Sustainable development and climate change are two sides of the same coin.  If we don’t address the planet’s fever, it will affect whole spectrum of life.

We have three priorities this year:  first, the adoption of the sustainable development agenda in New York in September; second, achieving a meaningful, universal climate change agreement in Paris in December; third, agreeing on a framework financing for development later this month in Addis Ababa.  Without financial and technological support, the sustainable development and climate mechanisms will be lofty words on paper — and nowhere else.

This agenda won’t happen on its own.  It will take everyone — not only Governments; the private sector; civil society; academia, and of course, young people — all of you.

I ask three things of you.  First, raise your voices about the issues you care about.  Get engaged.  Challenge your leaders — your Presidents, Prime Ministers and legislators.  Speak up.

Second, remember you are not just citizens of Barbados or the Caribbean.  Look beyond your own country or region.  Be a global citizen.

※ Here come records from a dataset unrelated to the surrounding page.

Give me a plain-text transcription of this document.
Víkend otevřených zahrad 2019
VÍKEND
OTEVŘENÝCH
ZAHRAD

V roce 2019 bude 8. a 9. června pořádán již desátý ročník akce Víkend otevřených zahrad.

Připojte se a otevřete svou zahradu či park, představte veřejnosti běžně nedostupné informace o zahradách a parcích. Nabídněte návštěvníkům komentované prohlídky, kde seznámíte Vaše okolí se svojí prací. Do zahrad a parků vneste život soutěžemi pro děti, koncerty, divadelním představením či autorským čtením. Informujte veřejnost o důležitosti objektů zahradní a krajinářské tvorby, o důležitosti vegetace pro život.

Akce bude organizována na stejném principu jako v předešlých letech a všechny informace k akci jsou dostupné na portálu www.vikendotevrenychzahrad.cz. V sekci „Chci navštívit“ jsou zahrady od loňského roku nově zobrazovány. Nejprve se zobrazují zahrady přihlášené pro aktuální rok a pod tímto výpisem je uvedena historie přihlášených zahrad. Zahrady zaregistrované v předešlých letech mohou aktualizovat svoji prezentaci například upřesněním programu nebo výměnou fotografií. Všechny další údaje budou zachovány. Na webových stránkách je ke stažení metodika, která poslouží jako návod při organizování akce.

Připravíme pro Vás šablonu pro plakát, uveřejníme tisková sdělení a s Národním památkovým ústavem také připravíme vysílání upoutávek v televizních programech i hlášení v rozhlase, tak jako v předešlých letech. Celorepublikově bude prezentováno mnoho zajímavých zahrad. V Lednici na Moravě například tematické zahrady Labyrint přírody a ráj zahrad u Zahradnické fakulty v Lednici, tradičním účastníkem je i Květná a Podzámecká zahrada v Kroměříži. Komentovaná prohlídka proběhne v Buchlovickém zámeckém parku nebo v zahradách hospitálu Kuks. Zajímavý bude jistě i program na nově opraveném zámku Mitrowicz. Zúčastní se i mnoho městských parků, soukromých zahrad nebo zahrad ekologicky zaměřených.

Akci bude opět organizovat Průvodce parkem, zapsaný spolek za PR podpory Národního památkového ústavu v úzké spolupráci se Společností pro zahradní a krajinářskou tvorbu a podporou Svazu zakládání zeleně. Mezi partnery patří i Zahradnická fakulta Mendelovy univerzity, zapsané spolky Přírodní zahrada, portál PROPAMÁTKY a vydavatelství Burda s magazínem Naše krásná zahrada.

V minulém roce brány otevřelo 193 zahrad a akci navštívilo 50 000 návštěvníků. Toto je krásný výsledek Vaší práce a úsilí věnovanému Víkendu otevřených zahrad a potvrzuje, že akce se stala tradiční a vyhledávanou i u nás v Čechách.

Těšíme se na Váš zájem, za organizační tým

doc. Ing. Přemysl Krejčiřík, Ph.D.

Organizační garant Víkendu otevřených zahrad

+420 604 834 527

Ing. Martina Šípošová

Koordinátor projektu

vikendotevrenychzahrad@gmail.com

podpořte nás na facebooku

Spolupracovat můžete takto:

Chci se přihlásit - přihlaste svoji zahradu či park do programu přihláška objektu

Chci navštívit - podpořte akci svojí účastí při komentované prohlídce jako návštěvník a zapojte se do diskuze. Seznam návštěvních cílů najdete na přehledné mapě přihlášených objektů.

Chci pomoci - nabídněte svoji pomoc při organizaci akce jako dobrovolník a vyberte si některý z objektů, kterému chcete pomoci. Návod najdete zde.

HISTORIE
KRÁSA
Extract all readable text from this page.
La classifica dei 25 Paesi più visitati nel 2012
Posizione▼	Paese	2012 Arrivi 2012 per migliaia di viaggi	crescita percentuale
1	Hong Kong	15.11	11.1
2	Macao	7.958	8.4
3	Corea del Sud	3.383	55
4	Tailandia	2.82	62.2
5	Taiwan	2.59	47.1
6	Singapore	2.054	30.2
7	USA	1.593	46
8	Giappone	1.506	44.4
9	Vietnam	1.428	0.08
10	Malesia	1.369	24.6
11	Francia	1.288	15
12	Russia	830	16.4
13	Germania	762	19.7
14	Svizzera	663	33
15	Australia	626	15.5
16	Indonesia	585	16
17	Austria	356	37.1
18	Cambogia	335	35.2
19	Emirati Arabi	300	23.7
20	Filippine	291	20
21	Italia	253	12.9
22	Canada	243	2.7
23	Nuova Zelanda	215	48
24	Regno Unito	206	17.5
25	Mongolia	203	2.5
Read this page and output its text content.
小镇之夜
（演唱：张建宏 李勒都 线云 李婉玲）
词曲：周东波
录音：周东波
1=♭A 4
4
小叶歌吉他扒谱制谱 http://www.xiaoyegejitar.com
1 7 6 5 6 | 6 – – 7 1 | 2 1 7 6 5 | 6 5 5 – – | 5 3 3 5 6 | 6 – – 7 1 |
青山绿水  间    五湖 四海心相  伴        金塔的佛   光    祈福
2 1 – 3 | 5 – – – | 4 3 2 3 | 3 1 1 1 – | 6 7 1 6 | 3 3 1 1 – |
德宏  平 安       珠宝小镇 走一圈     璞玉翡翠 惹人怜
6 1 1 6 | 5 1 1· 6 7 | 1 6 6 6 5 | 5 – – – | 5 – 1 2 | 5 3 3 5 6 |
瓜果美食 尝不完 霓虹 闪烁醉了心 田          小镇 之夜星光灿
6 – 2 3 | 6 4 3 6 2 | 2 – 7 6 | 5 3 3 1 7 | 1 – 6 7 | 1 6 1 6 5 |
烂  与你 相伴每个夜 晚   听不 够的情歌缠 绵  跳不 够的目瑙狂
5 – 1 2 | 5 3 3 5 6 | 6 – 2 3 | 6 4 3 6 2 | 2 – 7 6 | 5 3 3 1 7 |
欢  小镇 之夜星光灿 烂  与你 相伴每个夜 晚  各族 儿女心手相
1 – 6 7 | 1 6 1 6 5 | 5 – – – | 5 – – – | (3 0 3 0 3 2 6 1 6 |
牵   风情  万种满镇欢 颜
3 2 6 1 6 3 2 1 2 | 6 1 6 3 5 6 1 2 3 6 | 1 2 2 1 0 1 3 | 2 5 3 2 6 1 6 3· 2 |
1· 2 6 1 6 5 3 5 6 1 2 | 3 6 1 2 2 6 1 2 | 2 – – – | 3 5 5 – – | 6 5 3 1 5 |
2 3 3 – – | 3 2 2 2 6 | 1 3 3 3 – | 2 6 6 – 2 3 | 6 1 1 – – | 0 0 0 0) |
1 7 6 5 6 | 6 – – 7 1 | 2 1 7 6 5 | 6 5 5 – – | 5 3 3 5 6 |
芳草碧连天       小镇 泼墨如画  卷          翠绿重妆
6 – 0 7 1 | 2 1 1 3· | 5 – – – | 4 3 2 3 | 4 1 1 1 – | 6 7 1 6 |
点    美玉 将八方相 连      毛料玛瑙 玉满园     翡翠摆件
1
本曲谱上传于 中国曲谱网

Third, have big dreams.  I know you have passion.  You may want to be President or Prime Minister — or maybe a doctor, a lawyer, a big business leader.  That is good.  Be as ambitious as you can.  Without passion, nothing happens.  But, without compassion, the wrong things happen.  Act with passion and compassion — and you will help us build a better world for all.

Thank you once again for your invitation.  I look forward to hearing from you.

For information media. Not an official record.